The Commission said it was faulty that current mining legislation fails to protect communities as licensed miners get precedence over property rights and customary practices. Public officials were also fingered as complicit, acquiescing to political pressure to abdicate discharge of constitutional obligations.
Other conflicts relate to eruption of violence emanating from polarization, with even law enforcement agents self-censoring thus incentivizing impunity said NPRC.
NPRC called for amendments ‘to entrench and recognize property rights and custom so that beneficiaries of mining claims are able to engage local leadership and work mutually on cultural rites’.
“Miners destroy properties and exhume graves without having regard to the needs and customs of the community, triggering conflicts in the process.

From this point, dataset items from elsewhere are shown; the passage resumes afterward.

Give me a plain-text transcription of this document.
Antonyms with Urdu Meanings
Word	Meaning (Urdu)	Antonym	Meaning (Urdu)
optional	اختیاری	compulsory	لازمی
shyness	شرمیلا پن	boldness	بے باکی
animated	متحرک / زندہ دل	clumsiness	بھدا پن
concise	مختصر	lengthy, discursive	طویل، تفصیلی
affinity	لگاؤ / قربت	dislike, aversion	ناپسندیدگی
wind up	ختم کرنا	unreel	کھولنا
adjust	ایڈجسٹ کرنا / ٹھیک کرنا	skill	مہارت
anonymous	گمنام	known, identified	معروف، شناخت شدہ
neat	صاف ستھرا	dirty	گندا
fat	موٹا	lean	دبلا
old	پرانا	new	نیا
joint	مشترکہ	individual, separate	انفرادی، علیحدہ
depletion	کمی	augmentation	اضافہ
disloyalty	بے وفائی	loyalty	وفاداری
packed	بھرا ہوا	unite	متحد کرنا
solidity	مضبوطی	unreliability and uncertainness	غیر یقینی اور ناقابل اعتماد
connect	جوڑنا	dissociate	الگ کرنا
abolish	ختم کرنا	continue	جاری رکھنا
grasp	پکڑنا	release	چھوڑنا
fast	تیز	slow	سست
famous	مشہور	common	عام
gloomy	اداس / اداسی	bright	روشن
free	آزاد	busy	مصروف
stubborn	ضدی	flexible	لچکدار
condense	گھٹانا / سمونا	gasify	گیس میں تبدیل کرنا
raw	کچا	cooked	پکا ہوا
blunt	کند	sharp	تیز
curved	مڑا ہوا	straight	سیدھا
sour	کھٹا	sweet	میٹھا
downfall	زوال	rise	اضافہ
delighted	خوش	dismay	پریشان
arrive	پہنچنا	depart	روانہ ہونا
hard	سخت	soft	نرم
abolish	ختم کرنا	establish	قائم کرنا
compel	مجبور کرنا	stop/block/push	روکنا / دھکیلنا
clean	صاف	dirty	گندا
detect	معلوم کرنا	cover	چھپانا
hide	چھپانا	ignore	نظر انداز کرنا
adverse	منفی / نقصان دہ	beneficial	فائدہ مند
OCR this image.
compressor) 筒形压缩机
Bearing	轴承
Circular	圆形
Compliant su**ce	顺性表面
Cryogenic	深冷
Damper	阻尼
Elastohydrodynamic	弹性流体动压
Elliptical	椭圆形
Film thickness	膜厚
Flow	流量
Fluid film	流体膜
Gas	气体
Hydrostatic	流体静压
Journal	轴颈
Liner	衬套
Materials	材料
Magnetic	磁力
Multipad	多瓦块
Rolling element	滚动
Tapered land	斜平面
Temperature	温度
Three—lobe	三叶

“Amendment of the Mines and Minerals Act to include a clause which provides for compensation to a party affected by the issuance of a mining licence or permit for violation of their proprietary rights,” said NPRC.
Overall, NPRC said it received only sixteen complaints in the reporting period on various issues including, of course mining disputes, partisan distribution of resources and political victimization among others.
The Commission said most conflicts are best solved at local level as some conflicts are regional pointing to ‘the southern region (Matabeleland South, Matabeleland North, Bulawayo and Midlands) there is widespread unhappiness over delays in dealing conclusively with Gukurahundi so that people find closure.’
It said Provincial Peace Committees are key in resolving conflicts, with plans afoot to cascade this architecture to district levels or lower, in spite of administrative and programmatic and revolved around inadequate budget support and political polarization.
“An analysis of complaints received reveals that the majority of conflicts revolve around issues of unfair distribution of resources, land disputes, mining disputes, and partisan distribution of food aid, political victimization, and chieftainship wrangles.
“Some lessons for peace building, derived from nationwide outreach programs reveal that each province has unique conflict issues that will require tailor made response initiatives to respond to and deal with the conflicts.
“Of notable concern is the fact that women, children and persons with disabilities were not spared in the conflicts,” said.
NPRC promotes a positive and legal environment for conflict prevention at national and subnational levels to sustain peace, healing and reconciliation. It is structured along thematic areas and aims to address legacies of violence, receive and investigate complaints from members of the public.